Zaitseva now lives in Berlin, Germany. Her parents live in Kyiv. And her husband remains in Russian captivity.
“I have no news about my husband,” she said. “It’s forbidden for prisoners to speak with relatives, to call relatives, to exchange letters.”
Zaitseva noted this violates a section of the Geneva Convention, which requires authorities to allow prisoners of war to communicate with relatives and loved ones.
Zaitseva also lamented the destruction of the city she grew up in, a once-bustling coastal town on the Sea of Azov, which connects to the Black Sea. Like other Ukrainian cities that endured heavy fighting, Mariupol was reduced to rubble.
“They raped my city, they killed my city,” she said.
Zaitseva’s experience attracted the attention of the international media, as she willingly shared details — in fluent English — about the horrors she faced to shine a light on Russian aggression.
Her story was told in greater detail by Evgeny Afineevsky, an Israeli-American director who was born in Russia and produced the documentary “Winter on Fire,” about Ukraine’s 2014 Maidan revolution.
Zaitseva’s account is featured in his 2022 film “Freedom on Fire: Ukraine’s Fight for Freedom,” which follows the Russian invasion that same year and the impact it continues to have across Ukraine.
Afineevsky said he wanted to include Zaitseva in the documentary film because in his work, he tries to build a “human bridge between humans.”
“For me to give a voice to the mothers of Ukraine is really important,” he said. “To connect to other mothers, they can feel the pain, they can feel what she goes through every night. … That’s the human bridge that I tried to create.”
Zaitseva’s story is also included in the Museum of Civilian Voices by the Rinat Akhmetov Foundation, which records stories of Ukrainian civilians affected by the conflict with Russia going back to 2014.
Zaitseva remains confident in Ukraine’s fight.

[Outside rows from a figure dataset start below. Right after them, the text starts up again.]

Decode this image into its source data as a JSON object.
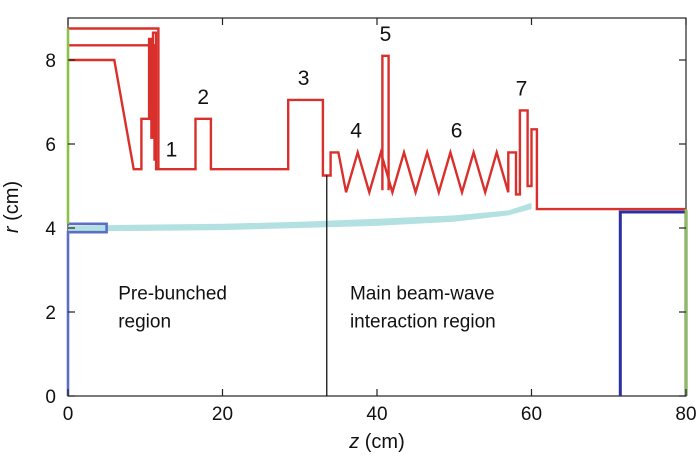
{
  "chart_data": {
    "type": "line",
    "xlabel_var": "z",
    "xlabel_unit": " (cm)",
    "ylabel_var": "r",
    "ylabel_unit": " (cm)",
    "xlim": [
      0,
      80
    ],
    "ylim": [
      0,
      9
    ],
    "x_ticks": [
      0,
      20,
      40,
      60,
      80
    ],
    "y_ticks": [
      0,
      2,
      4,
      6,
      8
    ],
    "colors": {
      "cavity": "#d9302c",
      "collector": "#2b2fa0",
      "input_port": "#5b6fc4",
      "beam": "#a6dcdc",
      "left_wall": "#8bc34a",
      "divider": "#000000"
    },
    "series": [
      {
        "role": "cavity-wall",
        "points": [
          [
            0,
            8
          ],
          [
            6,
            8
          ],
          [
            8.5,
            5.4
          ],
          [
            9.5,
            5.4
          ],
          [
            9.5,
            6.6
          ],
          [
            10.5,
            6.6
          ],
          [
            10.5,
            8.5
          ],
          [
            10.8,
            8.5
          ],
          [
            10.8,
            6.15
          ],
          [
            11,
            6.15
          ],
          [
            11,
            8.65
          ],
          [
            11.4,
            8.65
          ],
          [
            11.4,
            5.4
          ],
          [
            16.5,
            5.4
          ],
          [
            16.5,
            6.6
          ],
          [
            18.5,
            6.6
          ],
          [
            18.5,
            5.4
          ],
          [
            28.5,
            5.4
          ],
          [
            28.5,
            7.05
          ],
          [
            33,
            7.05
          ],
          [
            33,
            5.25
          ],
          [
            34,
            5.25
          ],
          [
            34,
            5.8
          ],
          [
            35,
            5.8
          ],
          [
            36,
            4.85
          ],
          [
            37.5,
            5.8
          ],
          [
            39,
            4.85
          ],
          [
            40.5,
            5.8
          ],
          [
            42,
            4.85
          ],
          [
            43.5,
            5.8
          ],
          [
            45,
            4.85
          ],
          [
            46.5,
            5.8
          ],
          [
            48,
            4.85
          ],
          [
            49.5,
            5.8
          ],
          [
            51,
            4.85
          ],
          [
            52.5,
            5.8
          ],
          [
            54,
            4.85
          ],
          [
            55.5,
            5.8
          ],
          [
            57,
            4.85
          ],
          [
            57,
            5.8
          ],
          [
            58,
            5.8
          ],
          [
            58,
            4.8
          ],
          [
            58.5,
            4.8
          ],
          [
            58.5,
            6.8
          ],
          [
            59.5,
            6.8
          ],
          [
            59.5,
            5
          ],
          [
            60,
            5
          ],
          [
            60,
            6.35
          ],
          [
            60.7,
            6.35
          ],
          [
            60.7,
            4.45
          ],
          [
            80,
            4.45
          ]
        ]
      },
      {
        "role": "cavity-wall-outer-1",
        "points": [
          [
            0,
            8.35
          ],
          [
            11.2,
            8.35
          ],
          [
            11.2,
            5.6
          ]
        ]
      },
      {
        "role": "cavity-wall-outer-2",
        "points": [
          [
            0,
            8.75
          ],
          [
            11.7,
            8.75
          ],
          [
            11.7,
            5.4
          ]
        ]
      },
      {
        "role": "cavity-5-stub",
        "points": [
          [
            40.7,
            4.9
          ],
          [
            40.7,
            8.1
          ],
          [
            41.5,
            8.1
          ],
          [
            41.5,
            4.9
          ]
        ]
      },
      {
        "role": "input-port",
        "points": [
          [
            0,
            4.1
          ],
          [
            5,
            4.1
          ],
          [
            5,
            3.9
          ],
          [
            0,
            3.9
          ],
          [
            0,
            0
          ]
        ]
      },
      {
        "role": "collector",
        "points": [
          [
            71.5,
            0
          ],
          [
            71.5,
            4.38
          ],
          [
            80,
            4.38
          ],
          [
            80,
            0
          ]
        ]
      },
      {
        "role": "beam-envelope",
        "lower": [
          [
            0,
            3.92
          ],
          [
            10,
            3.93
          ],
          [
            20,
            3.95
          ],
          [
            30,
            4.0
          ],
          [
            40,
            4.05
          ],
          [
            50,
            4.15
          ],
          [
            57,
            4.3
          ],
          [
            60,
            4.45
          ]
        ],
        "upper": [
          [
            0,
            4.05
          ],
          [
            10,
            4.08
          ],
          [
            20,
            4.1
          ],
          [
            30,
            4.15
          ],
          [
            40,
            4.22
          ],
          [
            50,
            4.3
          ],
          [
            57,
            4.42
          ],
          [
            60,
            4.6
          ]
        ]
      },
      {
        "role": "left-wall-green",
        "points": [
          [
            0,
            4.1
          ],
          [
            0,
            8.75
          ]
        ]
      },
      {
        "role": "right-wall-green",
        "points": [
          [
            80,
            0
          ],
          [
            80,
            4.45
          ]
        ]
      }
    ],
    "divider_x": 33.5,
    "annotations": [
      {
        "text": "1",
        "x": 13.4,
        "y": 5.7
      },
      {
        "text": "2",
        "x": 17.5,
        "y": 6.95
      },
      {
        "text": "3",
        "x": 30.5,
        "y": 7.4
      },
      {
        "text": "4",
        "x": 37.3,
        "y": 6.15
      },
      {
        "text": "5",
        "x": 41.1,
        "y": 8.45
      },
      {
        "text": "6",
        "x": 50.3,
        "y": 6.15
      },
      {
        "text": "7",
        "x": 58.7,
        "y": 7.15
      }
    ],
    "region_labels": [
      {
        "lines": [
          "Pre-bunched",
          "region"
        ],
        "x": 6.5,
        "y": 2.3
      },
      {
        "lines": [
          "Main beam-wave",
          "interaction region"
        ],
        "x": 36.5,
        "y": 2.3
      }
    ]
  }
}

She has pushed for the U.S. to pass a new package of aid to Ukraine, which remains in limbo amid Republican demands over the southern border.
The U.S. “has to help us, because first of all Ukraine is right now a shield against Russian actions, a shield to protect whole civilized world,” she said. “We are not asking you to die for [our] country, I’m asking you to give more weapons supply.:
“Only in such a way can we get a victory,” she added. “I believe in victory, otherwise if we don’t win, it could mean the whole civilized world falls.”
After “Freedom on Fire” screened for a private audience on Capitol Hill this week, Afineevsky invited Zaitseva up to share her thoughts.
Zaitseva exudes an energy and confidence that is not conveyed in the documentary interview, when she has just survived a horrifying experience in the shelter. Footage of the days underneath Azovstal shows her in the dark, rocking her infant son in her arms, trying to stay alive.
“I’m here in order to [represent] the voice of people who are … voiceless, the prisoners of war. My husband is among them,” she said on Capitol Hill,. “We don’t know if our relatives are alive. We don’t know in which conditions they are held.
“I’m here to remind you that we need your help in the returning process of our relatives — in the returning process of our heroes.”
After a round of applause, she had two last words: “Slava Ukraini!”